Sometimes your backup players are a big drop-off in talent level from your starters and when the starters get hurt, it costs you.  It doesn't mean the coaching staff is bad at their job.  I think Brian hit the mark perfectly in pointing out that 5 years of coaching and recruiting turmoil finally came home to bite us in the ass and cost us in a big game.  The positive is that Denard's injury isn't season-ending and we're not out of anything yet.

lexus larry

October 29th, 2012 at 1:53 PM ^

during one of many snowflakes or hotseat threads, that 1984 team was the last to be shutout, 26-0 to Hayden Fry's Hawkeyes.  Poster actually mentioned Russ Rein (I'd forgotten him...easy to do...and you mention the guy I remembered, Zurbrugg).

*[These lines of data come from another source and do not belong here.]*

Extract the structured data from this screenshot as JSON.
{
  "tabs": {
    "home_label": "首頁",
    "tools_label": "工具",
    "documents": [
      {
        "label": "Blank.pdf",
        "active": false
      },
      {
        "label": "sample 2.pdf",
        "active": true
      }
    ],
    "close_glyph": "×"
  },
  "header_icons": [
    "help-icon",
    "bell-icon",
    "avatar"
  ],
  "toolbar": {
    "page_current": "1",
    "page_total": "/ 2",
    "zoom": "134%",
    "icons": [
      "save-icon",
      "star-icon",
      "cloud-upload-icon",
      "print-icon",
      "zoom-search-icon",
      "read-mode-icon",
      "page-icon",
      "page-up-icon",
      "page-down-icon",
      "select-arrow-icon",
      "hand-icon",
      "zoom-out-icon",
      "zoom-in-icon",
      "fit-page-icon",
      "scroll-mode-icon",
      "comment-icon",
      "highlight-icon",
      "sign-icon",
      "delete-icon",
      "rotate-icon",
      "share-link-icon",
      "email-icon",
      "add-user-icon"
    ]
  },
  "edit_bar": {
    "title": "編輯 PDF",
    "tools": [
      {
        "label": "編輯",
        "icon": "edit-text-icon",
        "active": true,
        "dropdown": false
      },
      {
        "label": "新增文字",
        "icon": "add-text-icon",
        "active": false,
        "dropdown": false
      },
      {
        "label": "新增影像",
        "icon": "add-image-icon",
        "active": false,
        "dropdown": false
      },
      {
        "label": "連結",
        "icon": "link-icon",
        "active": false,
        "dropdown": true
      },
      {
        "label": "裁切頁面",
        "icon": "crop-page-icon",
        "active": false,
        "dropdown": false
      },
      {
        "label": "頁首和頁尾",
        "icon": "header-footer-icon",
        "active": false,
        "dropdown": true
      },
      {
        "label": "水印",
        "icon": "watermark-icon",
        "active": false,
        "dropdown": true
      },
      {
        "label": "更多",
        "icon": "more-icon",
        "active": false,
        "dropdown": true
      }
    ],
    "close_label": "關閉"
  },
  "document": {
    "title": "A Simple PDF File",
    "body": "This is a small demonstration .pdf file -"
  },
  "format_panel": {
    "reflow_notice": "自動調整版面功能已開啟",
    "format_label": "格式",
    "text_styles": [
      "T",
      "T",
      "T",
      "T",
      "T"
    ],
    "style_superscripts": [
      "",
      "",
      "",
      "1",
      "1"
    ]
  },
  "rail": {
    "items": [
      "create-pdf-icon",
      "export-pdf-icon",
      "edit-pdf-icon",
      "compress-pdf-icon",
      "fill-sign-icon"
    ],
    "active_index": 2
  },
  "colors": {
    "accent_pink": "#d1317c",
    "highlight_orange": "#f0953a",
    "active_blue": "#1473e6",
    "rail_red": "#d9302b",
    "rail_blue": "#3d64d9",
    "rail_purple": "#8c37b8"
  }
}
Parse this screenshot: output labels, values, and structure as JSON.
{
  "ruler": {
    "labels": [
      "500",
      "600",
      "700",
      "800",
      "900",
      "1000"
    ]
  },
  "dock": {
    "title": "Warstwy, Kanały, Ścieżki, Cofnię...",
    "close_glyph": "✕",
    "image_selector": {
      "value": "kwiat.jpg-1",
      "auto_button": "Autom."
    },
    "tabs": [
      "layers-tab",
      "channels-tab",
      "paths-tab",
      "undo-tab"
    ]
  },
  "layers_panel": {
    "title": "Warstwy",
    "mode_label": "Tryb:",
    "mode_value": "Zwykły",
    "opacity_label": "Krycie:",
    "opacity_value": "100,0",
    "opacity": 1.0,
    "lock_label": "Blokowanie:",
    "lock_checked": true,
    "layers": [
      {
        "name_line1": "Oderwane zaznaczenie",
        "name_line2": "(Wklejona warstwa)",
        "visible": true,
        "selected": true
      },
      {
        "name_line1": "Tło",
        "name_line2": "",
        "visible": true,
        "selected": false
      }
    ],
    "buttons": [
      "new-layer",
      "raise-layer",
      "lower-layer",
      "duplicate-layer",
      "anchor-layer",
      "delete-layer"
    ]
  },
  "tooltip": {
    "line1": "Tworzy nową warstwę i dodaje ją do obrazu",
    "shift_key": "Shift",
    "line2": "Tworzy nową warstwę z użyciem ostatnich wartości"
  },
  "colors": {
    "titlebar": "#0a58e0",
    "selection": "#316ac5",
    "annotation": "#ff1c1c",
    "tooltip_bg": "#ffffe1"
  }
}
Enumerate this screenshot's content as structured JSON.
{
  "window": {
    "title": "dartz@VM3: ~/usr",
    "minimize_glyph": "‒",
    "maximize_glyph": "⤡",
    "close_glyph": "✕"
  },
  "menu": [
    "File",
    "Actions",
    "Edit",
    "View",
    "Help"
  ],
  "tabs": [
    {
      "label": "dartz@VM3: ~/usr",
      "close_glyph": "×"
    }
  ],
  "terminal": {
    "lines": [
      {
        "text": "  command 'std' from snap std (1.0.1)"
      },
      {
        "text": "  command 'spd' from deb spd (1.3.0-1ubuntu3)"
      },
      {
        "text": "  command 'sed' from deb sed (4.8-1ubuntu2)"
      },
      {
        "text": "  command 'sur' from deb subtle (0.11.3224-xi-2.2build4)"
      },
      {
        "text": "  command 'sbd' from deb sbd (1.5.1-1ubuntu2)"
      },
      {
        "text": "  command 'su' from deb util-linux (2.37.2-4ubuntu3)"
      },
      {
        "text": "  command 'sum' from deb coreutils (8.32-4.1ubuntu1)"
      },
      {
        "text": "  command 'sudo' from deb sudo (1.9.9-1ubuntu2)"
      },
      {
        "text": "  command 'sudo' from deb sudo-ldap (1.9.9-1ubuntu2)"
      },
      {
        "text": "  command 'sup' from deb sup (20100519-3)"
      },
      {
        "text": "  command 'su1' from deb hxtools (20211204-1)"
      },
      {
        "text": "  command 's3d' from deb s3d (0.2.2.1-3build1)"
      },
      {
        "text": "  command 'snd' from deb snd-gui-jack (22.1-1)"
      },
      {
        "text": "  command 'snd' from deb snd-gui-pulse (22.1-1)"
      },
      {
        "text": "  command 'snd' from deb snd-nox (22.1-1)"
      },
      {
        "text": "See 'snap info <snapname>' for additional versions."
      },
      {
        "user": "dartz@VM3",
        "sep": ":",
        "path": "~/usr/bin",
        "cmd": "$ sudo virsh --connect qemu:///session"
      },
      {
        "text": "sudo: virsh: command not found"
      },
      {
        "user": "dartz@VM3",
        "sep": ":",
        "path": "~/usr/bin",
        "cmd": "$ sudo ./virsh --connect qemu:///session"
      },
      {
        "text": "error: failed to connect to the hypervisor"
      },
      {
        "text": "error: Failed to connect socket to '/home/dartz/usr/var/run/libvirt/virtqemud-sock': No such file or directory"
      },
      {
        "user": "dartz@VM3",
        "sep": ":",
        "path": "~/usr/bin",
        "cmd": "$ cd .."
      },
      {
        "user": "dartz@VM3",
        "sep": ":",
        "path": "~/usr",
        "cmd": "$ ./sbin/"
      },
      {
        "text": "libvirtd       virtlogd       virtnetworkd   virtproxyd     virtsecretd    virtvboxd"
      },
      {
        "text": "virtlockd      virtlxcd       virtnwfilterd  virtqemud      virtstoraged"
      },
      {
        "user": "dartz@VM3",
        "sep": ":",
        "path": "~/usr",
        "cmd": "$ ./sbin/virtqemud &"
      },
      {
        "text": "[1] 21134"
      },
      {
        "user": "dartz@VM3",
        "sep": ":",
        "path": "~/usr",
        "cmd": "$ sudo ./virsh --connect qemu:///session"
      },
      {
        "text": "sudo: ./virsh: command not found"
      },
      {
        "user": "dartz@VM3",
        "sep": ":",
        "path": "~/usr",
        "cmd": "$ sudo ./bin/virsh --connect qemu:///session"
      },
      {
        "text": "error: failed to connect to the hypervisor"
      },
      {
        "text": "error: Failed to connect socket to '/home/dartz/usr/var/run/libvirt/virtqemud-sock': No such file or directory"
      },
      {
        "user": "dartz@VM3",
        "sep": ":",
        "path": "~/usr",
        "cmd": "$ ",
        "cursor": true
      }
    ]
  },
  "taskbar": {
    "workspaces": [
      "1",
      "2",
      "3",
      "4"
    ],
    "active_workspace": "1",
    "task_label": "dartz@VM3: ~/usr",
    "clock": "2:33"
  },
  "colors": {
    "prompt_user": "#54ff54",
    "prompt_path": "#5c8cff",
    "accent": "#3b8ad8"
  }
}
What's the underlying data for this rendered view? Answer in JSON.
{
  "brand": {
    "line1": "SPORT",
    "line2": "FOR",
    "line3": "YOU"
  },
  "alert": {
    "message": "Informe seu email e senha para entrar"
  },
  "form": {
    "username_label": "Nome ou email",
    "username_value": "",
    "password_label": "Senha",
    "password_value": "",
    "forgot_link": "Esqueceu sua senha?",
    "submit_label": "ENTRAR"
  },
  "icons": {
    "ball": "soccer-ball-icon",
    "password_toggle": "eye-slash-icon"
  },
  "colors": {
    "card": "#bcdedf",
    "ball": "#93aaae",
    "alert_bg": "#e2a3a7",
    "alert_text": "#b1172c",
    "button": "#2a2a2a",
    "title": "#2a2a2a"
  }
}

After that Iowa game, the Hawkeye players indicated they'd not seen such a simplistic offensive gameplan since their high school days, so there was a bit of that possibly dialing back too far, too.

(**I think Harbaugh broke his collarbone, actually.)

bronxblue

October 29th, 2012 at 12:58 PM ^

The truly crappy thing is it's going to be four or five years before we have any real read on whether Borges is any good.

The fact that we have to say that speaks volumes as to whether or not Al Borges is good enough to be an OC at Michigan going forward.

AAB

October 29th, 2012 at 1:03 PM ^

and I say that as someone who isn't a fan of Borges.  The first two years tell us that Borges is a crappy spread option OC, which isn't all that relevant since he wasn't hired based on his spread option knowledge.  Next year, we'll probably be starting a bad QB, which is doom for any OC.  

I don't think Borges is the guy, mostly because his claim to fame is the stacked Auburn team Brian references above.  I also think it's notable that Auburn fans talk about Borges in a completely different way than Florida fans talk about Mattison.  That being said, the "4 years" thing is based more on circumstances than Borges himself.